I think I believed he was a Martian for about a year.
I must have been four,
aware, as I was, of the polished dining-room floor.
I remember I was very close to it.
And he must have been five-and-a-half.
And it was the only thing he ever told me that wasn’t true.
There were other things that I didn’t want to know:
that an Atom Bomb might blow up the world;
that the lounge-room fights, every night,
were not all Daddy’s fault.
He explained osmosis for me,
and I got into trouble at school, when I already knew
that three take away five is minus two.
In his sleep he would recite A squared plus B,
and he told me that popular was just another word for
phoney.
He told me how love was a kind of decision you made, right
or not.
His Teilhard de Chardin books at the head of his boy-bed, and
he wrote…
Life is a blank page, and you are my dot.

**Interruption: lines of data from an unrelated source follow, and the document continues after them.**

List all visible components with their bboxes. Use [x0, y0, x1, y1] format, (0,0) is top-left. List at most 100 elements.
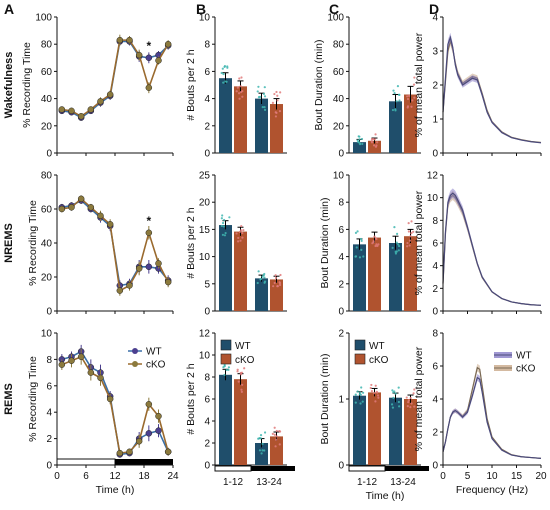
individual-point	[398, 99, 401, 102]
individual-point	[237, 92, 241, 95]
individual-point	[279, 91, 282, 94]
individual-point	[409, 396, 412, 400]
individual-point	[377, 396, 380, 399]
individual-point	[359, 237, 363, 241]
individual-point	[240, 76, 243, 79]
x-tick-label: 15	[511, 471, 523, 482]
series-cko	[58, 195, 172, 296]
individual-point	[221, 221, 225, 225]
individual-point	[397, 243, 400, 246]
dark-phase-bar	[115, 459, 173, 465]
individual-point	[361, 142, 364, 145]
individual-point	[412, 230, 415, 233]
data-point	[135, 437, 143, 445]
individual-point	[278, 110, 282, 113]
individual-point	[406, 245, 409, 248]
y-axis-a2: 0 20 40 60 80 % Recording Time	[27, 171, 58, 318]
y-tick-label: 40	[333, 94, 345, 105]
individual-point	[243, 367, 246, 370]
individual-point	[236, 370, 239, 373]
individual-point	[240, 388, 243, 391]
bar-cko	[368, 237, 381, 311]
row-label-nrems: NREMS	[3, 223, 15, 263]
individual-point	[278, 430, 282, 433]
individual-point	[257, 85, 260, 88]
chart-c1	[349, 76, 421, 154]
individual-point	[240, 229, 243, 232]
y-tick-label: 8	[432, 329, 438, 340]
y-tick-label: 10	[199, 252, 211, 263]
y-tick-label: 20	[41, 121, 53, 132]
data-point	[155, 427, 162, 434]
individual-point	[239, 85, 242, 88]
individual-point	[360, 248, 363, 251]
individual-point	[276, 94, 279, 97]
individual-point	[222, 365, 225, 369]
individual-point	[356, 230, 359, 233]
individual-point	[226, 66, 229, 69]
bar-wt	[255, 98, 268, 153]
series-wt	[58, 197, 172, 291]
y-axis-label: Bout Duration (min)	[319, 353, 331, 444]
individual-point	[395, 241, 398, 244]
data-point	[126, 36, 133, 44]
individual-point	[397, 93, 401, 96]
chart-b1	[215, 65, 287, 154]
legend-swatch-cko	[220, 353, 232, 365]
y-tick-label: 0	[204, 149, 210, 160]
bar-cko	[234, 86, 247, 153]
data-point	[155, 412, 162, 420]
x-tick-label: 12	[109, 471, 121, 482]
chart-a1: *	[56, 34, 174, 156]
series-cko	[442, 36, 542, 144]
individual-point	[392, 396, 395, 399]
individual-point	[274, 115, 278, 118]
individual-point	[412, 392, 415, 395]
individual-point	[221, 67, 224, 70]
data-point	[145, 401, 153, 408]
individual-point	[393, 390, 396, 393]
individual-point	[279, 273, 282, 277]
y-tick-label: 10	[427, 193, 439, 204]
individual-point	[392, 89, 395, 92]
legend-label-wt: WT	[146, 347, 162, 358]
dark-phase-bar	[251, 466, 295, 471]
individual-point	[358, 393, 361, 396]
individual-point	[261, 275, 264, 278]
data-point	[116, 287, 124, 294]
dark-phase-bar	[385, 466, 429, 471]
y-axis-b2: 0 5 10 15 20 25 # Bouts per 2 h	[185, 171, 216, 318]
individual-point	[391, 406, 395, 409]
y-tick-label: 4	[432, 13, 438, 24]
y-tick-label: 4	[432, 261, 438, 272]
row-label-rems: REMS	[3, 383, 15, 415]
chart-c2	[349, 220, 421, 312]
y-tick-label: 6	[432, 362, 438, 373]
x-axis-label: Time (h)	[366, 490, 405, 502]
individual-point	[377, 243, 380, 246]
y-tick-label: 6	[432, 239, 438, 250]
individual-point	[406, 405, 409, 408]
individual-point	[395, 250, 398, 253]
bar-wt	[389, 243, 402, 311]
bar-cko	[234, 231, 247, 311]
chart-a2: *	[56, 195, 174, 314]
individual-point	[394, 392, 397, 395]
individual-point	[222, 81, 225, 84]
x-tick-label: 0	[440, 471, 446, 482]
x-tick-label: 6	[83, 471, 89, 482]
individual-point	[396, 85, 400, 88]
individual-point	[263, 108, 267, 112]
individual-point	[263, 280, 267, 283]
individual-point	[357, 135, 360, 138]
individual-point	[221, 214, 224, 217]
bar-cko	[270, 279, 283, 311]
y-tick-label: 4	[204, 417, 210, 428]
y-tick-label: 0	[338, 307, 344, 318]
individual-point	[374, 133, 377, 136]
individual-point	[273, 433, 276, 436]
individual-point	[406, 97, 410, 101]
bar-cko	[404, 94, 417, 153]
y-tick-label: 80	[333, 40, 345, 51]
individual-point	[358, 138, 361, 141]
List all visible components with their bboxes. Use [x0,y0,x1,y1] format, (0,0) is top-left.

The Day of the Triffids was juvenile, he said,
lying in bed with his arm broken in three places,
a tiny transistor radio always within reach.
I remember the close smell of his room that year-
it was the smell of a man taking a boy’s place
inside a chrysalis of plaster.
And I wonder, sometimes, whether even the story of being a
Martian
was not a lie, but an attempt to describe
his inexplicable arrival in such a foreign place-
like when Baby Superman was wrapped and sent
in his interstellar baby capsule
to end up living with Mr and Mrs Kent.